Crops, Ponds Destroyed in Quest for Food Safety

July 13th, 2009

HAHA. If these fascists knew what we were growing our garlic in this season, their heads would explode. F*&%$#@ idiots.

Via: San Francisco Chronicle:

Dick Peixoto planted hedges of fennel and flowering cilantro around his organic vegetable fields in the Pajaro Valley near Watsonville to harbor beneficial insects, an alternative to pesticides.

He has since ripped out such plants in the name of food safety, because his big customers demand sterile buffers around his crops. No vegetation. No water.

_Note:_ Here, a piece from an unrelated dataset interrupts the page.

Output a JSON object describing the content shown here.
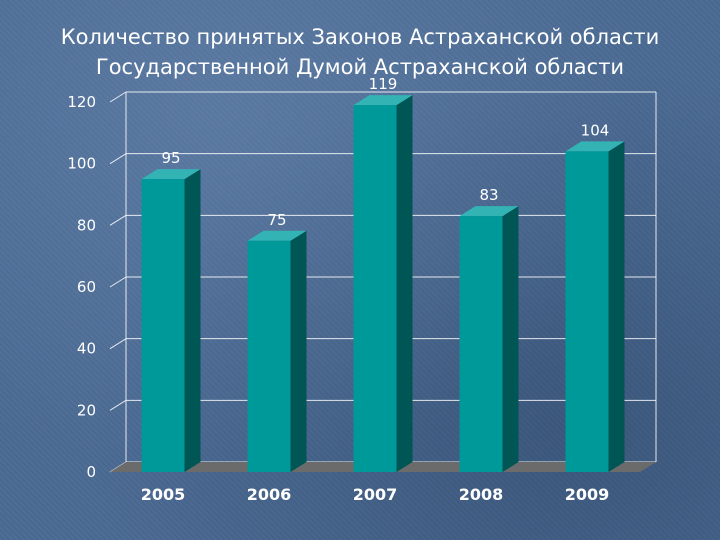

No wildlife of any kind.

“I was driving by a field where a squirrel fed off the end of the field, and so 30 feet in we had to destroy the crop,” he said. “On one field where a deer walked through, didn’t eat anything, just walked through and you could see the tracks, we had to take out 30 feet on each side of the tracks and annihilate the crop.”

In the verdant farmland surrounding Monterey Bay, a national marine sanctuary and one of the world’s biological jewels, scorched-earth strategies are being imposed on hundreds of thousands of acres in the quest for an antiseptic field of greens. And the scheme is about to go national.

Related: Japanese Vegetable Factories

Research Credit: ottilie

3 Responses to “Crops, Ponds Destroyed in Quest for Food Safety”

  1. tochigi says:

    fascist?
    mmm, probably.
    several cents short of a euro?
    holy shit, you couldn’t dream up a science fiction nightmare as bad as this if you tried…doomsday, i think they used to call it

    send them a copy of the humanure handbook and maybe all their heads will explode in unison? we can only hope!

  2. oelsen says:

    WTF… come on, this is a report by the onion…

    Tomorrow i will visit our organization for organic food here in Switzerland and challenge them what they will do if this shit arrives here.

    And if they don’t react, some of tomorrow morning will stick in their heads… and will be reactivated when our phood-nightmare begins.

    I feel so helpless… 🙁

  3. quintanus says:

    The best part is that this farm shown in the photos is an organic farm – it’s not even standard lettuce production.